- Choreographer: Pina Bausch
- Music: Henry Purcell
- Premiere: 20 May 1978 Opernhaus Wuppertal
- Original ballet company: Tanztheater Wuppertal
- Design: Rolf Borzik
- Created for: Malou Airaudo; Pina Bausch; Meryl Tankard; Rolf Borzik; Dominique Mercy; Jan Minarik;
- Website: www.pina-bausch.de/en/plays/9/cafe-muller

= Café Müller =

Dance choreographed by Pina Bausch

Café Müller is a dance choreographed by Pina Bausch set to the music of Henry Purcell. It has been performed regularly since its creation in May 1978, and in May 1985 the dance was performed and filmed at the Opernhaus Wuppertal, and broadcast on German television in December of that year.

== Performance history ==
=== Original production ===
Pina Bausch created and performed Café Müller, a dance set to the music of Henry Purcell, for her dance company Tanztheater Wuppertal, in 1978. It was inspired by and based on her childhood memories of watching her father work at his café in Germany during and immediately following World War II.

The dance is 45 minutes long. The setting is a deserted cafe with scattered tables and chairs, in which the dancers stumble around, eyes closed, bumping into the chairs and each other. Bausch had most of the dancers perform this piece with their eyes closed. The six dancers continually lift, drop, and chase each other.

The performance took place on 20 May 1978 at the Opernhaus Wuppertal.

=== Televised broadcast ===
Café Müller was filmed, with direction by Bausch, and broadcast on German television in December 1985. A DVD of the performance is available.

===Cast and production===
Pina Bausch created, directed, and choreographed the work. The dance was set to the music of Henry Purcell's The Fairy-Queen and Dido and Aeneas, and Rolf Borzik designed the sets.

The original cast included:
- Pina Bausch
- Malou Airaudo
- Dominique Mercy
- Jan Minarik
- Nazareth Panadero
- Jean Laurent Sasportes

== Tours and later performances ==
Café Müller has been toured around the world many times, starting with a performance in Nancy, France, in 1980.

Under the direction of Boris Charmatz, Tanztheater Wuppertal presents the dance as one of a triptych under the name Club Amour at the Adelaide Festival in March 2025.

== Summary of movement ==

The piece takes place on a stage strewn with chairs. The chairs are placed randomly, but cover the length of the performance space. There is a door upstage right leading to a revolving door, and doors on either side of the stage.

There are six dancers, three men and three women. Two of the men wear suits, the third wears a loose white shirt tucked into trousers and dances barefoot. Two of the women, one portrayed by Bausch herself, wear long white dresses with bare feet, the other wears a dress, overcoat, and heels.
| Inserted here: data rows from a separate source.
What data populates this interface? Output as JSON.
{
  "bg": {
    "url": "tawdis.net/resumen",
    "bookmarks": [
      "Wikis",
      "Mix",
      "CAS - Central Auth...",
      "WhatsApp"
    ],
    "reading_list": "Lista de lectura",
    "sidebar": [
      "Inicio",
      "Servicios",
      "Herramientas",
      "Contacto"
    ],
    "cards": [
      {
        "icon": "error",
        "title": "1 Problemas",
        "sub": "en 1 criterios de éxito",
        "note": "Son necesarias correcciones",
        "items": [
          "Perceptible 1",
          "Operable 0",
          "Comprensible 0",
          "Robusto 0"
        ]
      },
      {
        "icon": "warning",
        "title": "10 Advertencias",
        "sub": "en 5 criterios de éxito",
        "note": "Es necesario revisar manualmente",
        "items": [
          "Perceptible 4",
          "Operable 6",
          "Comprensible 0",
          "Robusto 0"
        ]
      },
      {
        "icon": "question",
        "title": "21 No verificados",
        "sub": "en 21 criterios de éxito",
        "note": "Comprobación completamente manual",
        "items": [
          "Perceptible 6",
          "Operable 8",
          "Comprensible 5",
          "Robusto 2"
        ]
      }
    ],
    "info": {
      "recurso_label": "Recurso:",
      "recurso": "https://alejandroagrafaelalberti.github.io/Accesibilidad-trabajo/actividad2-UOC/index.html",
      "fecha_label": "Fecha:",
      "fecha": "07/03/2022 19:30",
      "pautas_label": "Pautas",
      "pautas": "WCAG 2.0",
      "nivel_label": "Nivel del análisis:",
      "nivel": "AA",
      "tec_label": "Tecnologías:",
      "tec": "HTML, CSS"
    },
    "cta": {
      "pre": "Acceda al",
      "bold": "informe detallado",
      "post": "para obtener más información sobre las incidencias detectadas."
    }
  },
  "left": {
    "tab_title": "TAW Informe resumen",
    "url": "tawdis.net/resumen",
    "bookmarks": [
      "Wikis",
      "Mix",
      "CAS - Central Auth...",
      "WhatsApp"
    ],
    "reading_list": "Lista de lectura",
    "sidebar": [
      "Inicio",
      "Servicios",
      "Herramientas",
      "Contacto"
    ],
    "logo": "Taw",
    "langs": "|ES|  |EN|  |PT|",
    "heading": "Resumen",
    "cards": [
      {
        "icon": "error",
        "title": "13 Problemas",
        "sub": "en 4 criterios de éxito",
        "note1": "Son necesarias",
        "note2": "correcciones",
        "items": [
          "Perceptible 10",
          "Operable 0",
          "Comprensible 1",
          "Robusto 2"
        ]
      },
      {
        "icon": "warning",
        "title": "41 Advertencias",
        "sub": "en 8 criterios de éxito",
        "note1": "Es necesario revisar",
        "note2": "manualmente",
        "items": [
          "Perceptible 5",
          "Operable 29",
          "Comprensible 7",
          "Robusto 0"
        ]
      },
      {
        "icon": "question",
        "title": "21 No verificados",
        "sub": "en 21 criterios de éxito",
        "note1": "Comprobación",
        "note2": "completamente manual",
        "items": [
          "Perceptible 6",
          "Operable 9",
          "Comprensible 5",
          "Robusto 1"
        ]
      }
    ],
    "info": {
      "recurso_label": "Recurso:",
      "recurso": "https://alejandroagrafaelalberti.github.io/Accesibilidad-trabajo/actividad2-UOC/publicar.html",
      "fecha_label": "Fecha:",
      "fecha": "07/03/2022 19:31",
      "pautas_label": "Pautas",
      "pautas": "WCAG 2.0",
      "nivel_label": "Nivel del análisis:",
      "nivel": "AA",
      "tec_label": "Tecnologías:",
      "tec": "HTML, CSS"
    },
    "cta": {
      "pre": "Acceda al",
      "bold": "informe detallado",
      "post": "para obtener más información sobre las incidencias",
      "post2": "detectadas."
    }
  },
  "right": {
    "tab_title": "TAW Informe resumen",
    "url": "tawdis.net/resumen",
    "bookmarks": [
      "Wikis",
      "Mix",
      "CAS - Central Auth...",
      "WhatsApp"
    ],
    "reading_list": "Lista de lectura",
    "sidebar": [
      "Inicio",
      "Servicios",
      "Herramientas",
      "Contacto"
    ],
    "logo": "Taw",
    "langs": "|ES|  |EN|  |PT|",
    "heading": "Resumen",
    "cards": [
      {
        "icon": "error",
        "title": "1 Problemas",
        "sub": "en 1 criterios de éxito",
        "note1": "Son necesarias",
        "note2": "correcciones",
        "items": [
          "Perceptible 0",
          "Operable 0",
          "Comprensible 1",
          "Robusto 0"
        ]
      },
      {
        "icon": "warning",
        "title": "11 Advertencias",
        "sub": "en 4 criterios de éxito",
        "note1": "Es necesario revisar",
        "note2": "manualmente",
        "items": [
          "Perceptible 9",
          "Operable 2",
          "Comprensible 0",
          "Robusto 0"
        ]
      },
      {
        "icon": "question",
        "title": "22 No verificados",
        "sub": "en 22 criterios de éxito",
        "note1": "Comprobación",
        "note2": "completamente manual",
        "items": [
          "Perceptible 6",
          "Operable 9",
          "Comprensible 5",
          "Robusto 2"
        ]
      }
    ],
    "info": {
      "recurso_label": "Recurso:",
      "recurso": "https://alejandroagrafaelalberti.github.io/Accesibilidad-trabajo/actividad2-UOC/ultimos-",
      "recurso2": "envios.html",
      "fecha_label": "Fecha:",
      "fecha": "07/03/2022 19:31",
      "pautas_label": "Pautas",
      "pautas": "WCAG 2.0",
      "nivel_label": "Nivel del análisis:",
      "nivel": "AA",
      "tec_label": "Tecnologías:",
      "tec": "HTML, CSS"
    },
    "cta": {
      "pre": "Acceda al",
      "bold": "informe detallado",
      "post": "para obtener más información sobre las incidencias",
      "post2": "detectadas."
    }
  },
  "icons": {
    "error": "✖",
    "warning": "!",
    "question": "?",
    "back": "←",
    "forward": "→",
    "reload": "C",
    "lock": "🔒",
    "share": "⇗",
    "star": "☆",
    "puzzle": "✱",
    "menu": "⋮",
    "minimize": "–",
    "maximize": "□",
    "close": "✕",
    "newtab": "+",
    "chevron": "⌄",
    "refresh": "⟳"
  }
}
The dance moves about the stage, dancers shifting in and out of duet. At various moments, one or more dance with eyes closed, rushing across the stage strewn with chairs while the other dancers rush about them moving furniture out of the way.

The movement is often frantic and repetitive, halting with a feeling of exhaustion. There are themes of manipulation and dependence throughout the dance, which are realized through intense repetition as well as trust between dancers that they will keep each other safe on stage in varying states of awareness. The dancers rely on each other to clear their paths as they dance with their eyes shut, a strong example of the trust shared on-stage.